To further test application of these descriptive peptidomics methods in infant food manufacturing, we next explored batch-to-batch variation within a hydrolysate production process. Peptide profiles of infant formulae likely contribute to overall formula functionality and hence large variations in these profiles may be unwanted. Industrial preparation of protein hydrolysates is, however, a delicate process with possible natural variations in milk protein sources, protease activities, etc. Given these possible variations it is therefore likely that certain batch-to-batch differences may occur which may become apparent when applying extremely sensitive analyses such as peptidomics. To gain insight in batch-to-batch variations, we sampled a specific eHC hydrolysate during a 5-year period and applied the above-described methods to compare peptide profiles in relation to the peptide profile of several hydrolysate formulae. By mapping identified peptide sequences to their position in the corresponding protein sequence from the database, numerical datasets were produced as input for multivariate clustering analyses (Fig.  6). Principal component analysis was applied to study overall clustering of peptide profiles from the individual hydrolysate batches.
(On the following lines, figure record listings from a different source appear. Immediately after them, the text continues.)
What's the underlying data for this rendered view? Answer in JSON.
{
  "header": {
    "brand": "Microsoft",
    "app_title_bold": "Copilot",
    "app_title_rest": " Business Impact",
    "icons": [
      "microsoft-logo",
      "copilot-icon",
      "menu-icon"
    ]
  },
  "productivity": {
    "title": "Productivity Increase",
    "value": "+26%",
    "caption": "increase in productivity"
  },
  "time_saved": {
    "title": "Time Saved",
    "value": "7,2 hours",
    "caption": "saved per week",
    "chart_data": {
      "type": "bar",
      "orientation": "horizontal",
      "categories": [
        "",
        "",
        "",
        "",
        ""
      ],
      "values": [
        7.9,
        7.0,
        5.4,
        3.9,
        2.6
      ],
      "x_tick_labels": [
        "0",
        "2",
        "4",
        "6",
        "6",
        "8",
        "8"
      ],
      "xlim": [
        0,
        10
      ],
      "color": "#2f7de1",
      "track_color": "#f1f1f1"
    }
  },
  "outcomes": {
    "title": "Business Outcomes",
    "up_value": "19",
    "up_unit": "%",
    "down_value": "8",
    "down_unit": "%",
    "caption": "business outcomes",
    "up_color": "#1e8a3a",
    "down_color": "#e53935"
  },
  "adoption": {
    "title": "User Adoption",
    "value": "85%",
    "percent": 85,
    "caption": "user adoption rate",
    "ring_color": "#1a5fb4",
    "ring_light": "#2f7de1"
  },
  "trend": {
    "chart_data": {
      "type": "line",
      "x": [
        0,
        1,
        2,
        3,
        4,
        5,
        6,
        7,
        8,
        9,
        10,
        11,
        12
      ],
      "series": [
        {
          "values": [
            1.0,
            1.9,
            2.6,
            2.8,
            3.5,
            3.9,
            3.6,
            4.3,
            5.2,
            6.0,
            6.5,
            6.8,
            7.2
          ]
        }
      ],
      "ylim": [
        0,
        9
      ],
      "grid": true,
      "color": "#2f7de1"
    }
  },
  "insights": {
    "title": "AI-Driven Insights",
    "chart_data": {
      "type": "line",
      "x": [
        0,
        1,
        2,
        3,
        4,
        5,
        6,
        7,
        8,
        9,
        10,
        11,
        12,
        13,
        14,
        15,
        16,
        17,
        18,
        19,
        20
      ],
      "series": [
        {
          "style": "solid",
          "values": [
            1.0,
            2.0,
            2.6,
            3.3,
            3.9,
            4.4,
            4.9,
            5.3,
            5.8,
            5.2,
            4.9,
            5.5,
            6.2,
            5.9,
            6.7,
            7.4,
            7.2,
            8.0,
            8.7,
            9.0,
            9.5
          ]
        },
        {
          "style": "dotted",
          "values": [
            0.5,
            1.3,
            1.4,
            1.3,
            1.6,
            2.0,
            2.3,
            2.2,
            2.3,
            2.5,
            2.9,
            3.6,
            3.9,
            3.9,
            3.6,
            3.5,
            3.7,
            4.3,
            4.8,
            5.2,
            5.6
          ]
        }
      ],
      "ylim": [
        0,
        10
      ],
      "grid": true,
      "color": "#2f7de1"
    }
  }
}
As compared to the profiles of several formulae, the peptide profiles of the different batches reveal a distinctive cluster together with eHC formula 1, the formula containing this particular hydrolysate. In contrast, peptide profiles of eHC formulae 2 and 3 are more distant (most evident in the first and third principal component). As expected, the profile of the whey hydrolysate-based formula is most distant. To establish a more quantitative measure of the similarities and dissimilarities, all pairwise correlations between the individual samples were calculated. Hierarchical clustering of these correlations further confirmed that peptide profiles of different hydrolysate batches are highly similar, as well as to finished eHC formulation 1 that contains this particular casein hydrolysate. Furthermore, correlation of the hydrolysate batches with the other eHC formulae is lower and virtually absent with the eHW formula.

Figure 6

Multivariate clustering analyses of peptide profiles from different hydrolysate production batches. Peptide profiles of several infant formulae and different production batches of a specific extensively hydrolyzed casein as sampled over a 5-year production period were determined and peptide coverage was calculated for each amino acid of the major milk αS1-casein (P02662), αS2-casein (P02663), β-casein (P02666), κ-casein (P02668), α-lactalbumin (P00711), and β-lactoglobulin (P02754). Principal components analyses were performed for datasets with an ions score >20 (A) and hierarchical clustering of the corresponding similarity–dissimilarity matrix (B) were determined. eHC hydrolysate batches (●); eHC formula 1 (F); eHC formula 2 (▲); eHC formula 3 (■) and eHW formula (+).

Conclusion

The current work describes that a combination of mass spectrometry-based peptidomics and multivariate clustering analyses allows for a comprehensive comparison of hydrolyzed milk protein formulae at the peptide level. Whereas current comparative compositional analyses are mainly restricted to chromatographic mass distribution analyses or Edman degradation-based peptide-length measurements, the described methodology allows comparing hydrolyzed milk protein formulae at the peptide sequence level. Formula peptide profiles were found to provide a descriptive and distinct signature. Furthermore, with respect to peptide composition, the batch-to-batch variation of a specific eHC preparation produced over a 5-year period was low. Overall, the descriptive methodology may contribute to the field of peptide/hydrolysate research as observed dissimilarities in peptide profiles of products may relate to differences in overall functionality. Additionally, applications may be found in quality control to gain insight in batch-to-batch variation and effects of different steps in the production process on the overall peptide profile.